Nothing has been announced, but the Web is filling up with heavy speculation that Chris DeWolfe and possibly Tom Anderson, founders of the social networking site, could be out the door - soon. Both their contracts are set to expire this fall. The moves would be made by Jonathan Miller, who was recently named by Rupert Murdoch to be head of News Corp.'s digital operations. Sources are telling Peter Kafka at All Things Digital that former Facebook COO Owen Van Natta, who is currently CEO of music start-up Project Playlist, is likely to replace DeWolfe.
Sources tell me Miller hadn't been planning on getting rid of DeWolfe in the near future and that until yesterday, he was still evaluating his options. News Corp. CEO Rupert Murdoch had once treated DeWolfe as a favorite and gave him significant autonomy at MySpace. But Murdoch, who brought Miller on earlier this month, has been leaning toward a change as MySpace's traffic has stagnated and its buzz and momentum have moved to Facebook.

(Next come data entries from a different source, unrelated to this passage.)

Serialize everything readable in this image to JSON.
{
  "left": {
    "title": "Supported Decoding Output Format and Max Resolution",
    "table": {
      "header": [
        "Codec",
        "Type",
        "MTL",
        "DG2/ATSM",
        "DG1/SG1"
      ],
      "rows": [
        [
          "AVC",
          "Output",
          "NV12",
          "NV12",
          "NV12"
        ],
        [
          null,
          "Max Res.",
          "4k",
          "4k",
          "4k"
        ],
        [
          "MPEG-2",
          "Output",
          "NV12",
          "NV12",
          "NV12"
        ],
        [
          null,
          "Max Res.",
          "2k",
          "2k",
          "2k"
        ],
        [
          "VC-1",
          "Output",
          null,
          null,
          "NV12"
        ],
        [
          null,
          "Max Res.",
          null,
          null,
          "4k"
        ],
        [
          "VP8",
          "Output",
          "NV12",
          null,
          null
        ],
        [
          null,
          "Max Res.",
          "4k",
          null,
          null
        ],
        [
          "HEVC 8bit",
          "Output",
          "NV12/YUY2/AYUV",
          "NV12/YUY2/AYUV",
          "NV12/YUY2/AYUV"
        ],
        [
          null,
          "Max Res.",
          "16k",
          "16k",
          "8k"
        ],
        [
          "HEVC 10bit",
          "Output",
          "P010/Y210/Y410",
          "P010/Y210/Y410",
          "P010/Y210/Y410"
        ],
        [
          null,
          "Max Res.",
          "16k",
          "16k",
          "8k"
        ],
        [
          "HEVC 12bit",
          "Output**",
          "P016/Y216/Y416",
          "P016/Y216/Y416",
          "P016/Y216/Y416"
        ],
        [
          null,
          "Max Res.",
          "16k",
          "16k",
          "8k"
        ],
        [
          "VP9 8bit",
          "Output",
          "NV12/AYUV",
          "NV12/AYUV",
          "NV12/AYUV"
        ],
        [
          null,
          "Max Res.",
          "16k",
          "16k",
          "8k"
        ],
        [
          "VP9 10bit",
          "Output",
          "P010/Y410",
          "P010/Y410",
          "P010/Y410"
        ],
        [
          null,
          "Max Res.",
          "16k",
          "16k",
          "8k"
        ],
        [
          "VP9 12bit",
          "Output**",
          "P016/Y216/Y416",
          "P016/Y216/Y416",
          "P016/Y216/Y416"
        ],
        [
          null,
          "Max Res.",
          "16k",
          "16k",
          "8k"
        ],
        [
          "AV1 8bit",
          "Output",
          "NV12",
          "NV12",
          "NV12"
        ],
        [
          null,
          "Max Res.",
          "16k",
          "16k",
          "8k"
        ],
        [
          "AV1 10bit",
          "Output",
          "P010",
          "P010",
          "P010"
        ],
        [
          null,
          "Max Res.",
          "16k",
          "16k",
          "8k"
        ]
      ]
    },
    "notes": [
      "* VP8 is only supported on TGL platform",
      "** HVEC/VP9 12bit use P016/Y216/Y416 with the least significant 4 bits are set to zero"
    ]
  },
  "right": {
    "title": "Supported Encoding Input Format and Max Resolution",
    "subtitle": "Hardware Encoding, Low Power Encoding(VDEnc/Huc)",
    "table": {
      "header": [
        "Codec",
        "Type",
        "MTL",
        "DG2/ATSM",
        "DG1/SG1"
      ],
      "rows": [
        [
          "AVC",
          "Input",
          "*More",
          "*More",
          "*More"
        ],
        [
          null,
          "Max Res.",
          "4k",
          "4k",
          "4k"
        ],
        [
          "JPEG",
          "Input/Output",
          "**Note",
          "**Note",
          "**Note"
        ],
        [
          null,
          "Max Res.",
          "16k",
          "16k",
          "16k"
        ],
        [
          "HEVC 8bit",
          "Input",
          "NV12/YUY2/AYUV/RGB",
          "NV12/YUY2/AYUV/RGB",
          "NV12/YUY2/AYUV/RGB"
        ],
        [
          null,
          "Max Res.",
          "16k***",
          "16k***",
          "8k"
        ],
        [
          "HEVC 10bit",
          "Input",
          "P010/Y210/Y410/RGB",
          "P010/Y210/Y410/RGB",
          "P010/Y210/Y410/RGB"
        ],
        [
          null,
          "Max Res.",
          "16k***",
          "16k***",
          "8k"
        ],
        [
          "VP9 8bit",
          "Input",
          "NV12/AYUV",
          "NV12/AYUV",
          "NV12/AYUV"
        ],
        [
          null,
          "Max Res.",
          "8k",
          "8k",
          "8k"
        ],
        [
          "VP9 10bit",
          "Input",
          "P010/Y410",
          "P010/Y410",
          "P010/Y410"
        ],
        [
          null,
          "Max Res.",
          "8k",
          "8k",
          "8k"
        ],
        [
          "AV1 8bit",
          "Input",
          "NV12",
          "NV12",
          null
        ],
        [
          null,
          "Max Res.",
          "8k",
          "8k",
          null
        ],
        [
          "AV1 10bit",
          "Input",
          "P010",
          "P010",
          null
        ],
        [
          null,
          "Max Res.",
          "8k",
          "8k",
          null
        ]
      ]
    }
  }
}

Still, Murdoch had left the decision about the site's leadership to Miller, his new hire, sources said. One possibility: Elevating DeWolfe to a nonexecutive advisory position. Those options narrowed last night, once TechCrunch ran a story claiming that News Corp. had hired a headhunting firm to "scour for possible replacements" for DeWolfe. News Corp. hadn't actually hired a headhunter, I'm told by multiple sources. But I'm also told the report was enough to spook DeWolfe into calling Miller to ask what his plans were. That conversation led to today's negotiations, which will likely lead to his stepping down as CEO, although he may remain affiliated with MySpace in some capacity.
MySpace is based in Bev Hills, part of News Corp's digital operations.